The gender gap in pay has remained stable in the U.S. over the past 15 years or so. In 2020, women earned 84% of what men earned, according to a Pew Research Center analysis of median hourly earnings of both full- and part-time workers.

On Jan. 29, 2009, President Obama signed the first piece of legislation of his Administration: the Lilly Ledbetter Fair Pay Act, that overturned the Supreme Court’s decision in Ledbetter v. Goodyear Tire & Rubber Co. (2007), which severely restricted the time period for filing complaints of employment discrimination concerning compensation.

Brown-Saldana became executive director of Lead(h)er in January 2020.

Brown-Saldana hopes Lead(h)er can offer insight on mentorship and some sort of wage audit, that allows businesses to explore their hiring practices, promotions, leadership, to actually improve as a whole.

Wage gap worse in QC

In Illinois, the wage gap is 22 cents (of every $1 in salary), for women versus men, but in the QC, it’s 28 cents difference, she said.

“We also see higher rates of poverty for women, across all education levels, than for men,” she said. “That creates a cycle of, women may be educated in higher rates, but they’re working in lower-wage jobs.”

Median yearly earnings for women in the QC region also lag the nation, and the states of Iowa and Illinois. The median income for men is $18,000 a year higher than for women in the QC, Brown-Saldana said.

“Isn’t that sad that, even if you have an associate’s degree, 10 percent of women with associate’s degrees are in poverty,” she said.

The major Lead(h)er fundraiser is a golf outing on May 6 at Palmer Hills Golf Course, Bettendorf. They will have a Huddle after that as well. Lead(h)er plans to sponsor 15 new matches of mentors and mentees, Brown-Saldana said.

The organization has served 900 women over its five years, with all free services, she noted.

Jazmin Newton fires up the women at Lead(h)er’s Huddle on March 29, 2022, the first in-person networking event they’ve had in over two years (photo by Jonathan Turner).

Brown-Saldana credited SAU’s free Lunch & Learn events, for helping Lead(h)er members. “The Lunch & Learns are really an asset to the women here. It’s super important, because there are a lot of leadership opportunities in the community that are expensive, so having free opportunities without a membership requirement are vital so they are ready to invest in their careers.”

“We’re all about accessible education,” said Megan Tarasi, director of the SAU Professional Development Center. Lunch & Learn programs are offered every month.

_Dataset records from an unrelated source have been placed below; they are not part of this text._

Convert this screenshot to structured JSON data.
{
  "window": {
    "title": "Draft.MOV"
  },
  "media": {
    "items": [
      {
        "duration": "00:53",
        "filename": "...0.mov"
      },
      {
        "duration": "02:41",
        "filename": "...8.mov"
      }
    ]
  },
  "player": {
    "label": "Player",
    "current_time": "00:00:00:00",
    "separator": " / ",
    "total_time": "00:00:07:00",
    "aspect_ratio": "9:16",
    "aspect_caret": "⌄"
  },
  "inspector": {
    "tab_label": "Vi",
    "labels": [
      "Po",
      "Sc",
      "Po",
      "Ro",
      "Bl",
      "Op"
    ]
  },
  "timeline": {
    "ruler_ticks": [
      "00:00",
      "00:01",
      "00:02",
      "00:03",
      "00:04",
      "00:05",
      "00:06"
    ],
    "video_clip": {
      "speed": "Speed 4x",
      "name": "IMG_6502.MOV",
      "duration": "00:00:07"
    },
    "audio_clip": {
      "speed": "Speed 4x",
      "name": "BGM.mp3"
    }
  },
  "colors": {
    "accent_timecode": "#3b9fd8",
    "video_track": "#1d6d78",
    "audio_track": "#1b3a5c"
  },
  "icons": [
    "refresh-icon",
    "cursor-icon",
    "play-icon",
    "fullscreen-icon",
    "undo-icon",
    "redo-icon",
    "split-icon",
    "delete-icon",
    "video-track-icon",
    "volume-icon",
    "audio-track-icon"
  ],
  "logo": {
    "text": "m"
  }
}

She collaborates often with Lead(h)er.

“Megan does a great job of getting her members as many resources as possible,” Tarasi said. She also is a mentee with Lead(h)er, for the past two and a half years.

Other Lead(h)er stats

  • Women are five times more likely to be promoted if they have a mentor. That means if you have a mentor you are five times more likely to hurdle past the broken rung.
  • 62% of women of color say they believe a lack of mentorship holds them back in their careers.
  • Women are 24% less likely than men to get advice from senior leaders.
  • Women who work full-time in the QC make 72 cents for every dollar earned by a man.
  • If the 28-cent pay gap that women in the QC experience was placed on a list next to pay gaps in all 50 states and Washington D.C., it would come in 48th, tying with Louisiana and coming ahead of just Utah and Wyoming. Iowa’s gender pay gap is 22 cents.
  • Poverty rates for women in the QC area are higher than men at all education levels. The latest data from the U.S. Census Bureau shows that 17% of people in the Quad Cities live in poverty, compared with a statewide rate of 10%.
  • Median yearly earnings for women in the QC and the surrounding counties of Rock Island, Henry, and Mercer lag the nation and states of Illinois and Iowa.
  • Employees with mentors are 17% more likely to be satisfied in their job.
  • 70% of jobs are acquired through networking.
  • For every 72 women promoted, 100 men are.
  • Women make up 8.2% of Fortune 500 CEOs.
  • Women are half as likely to be promoted as their male counterparts.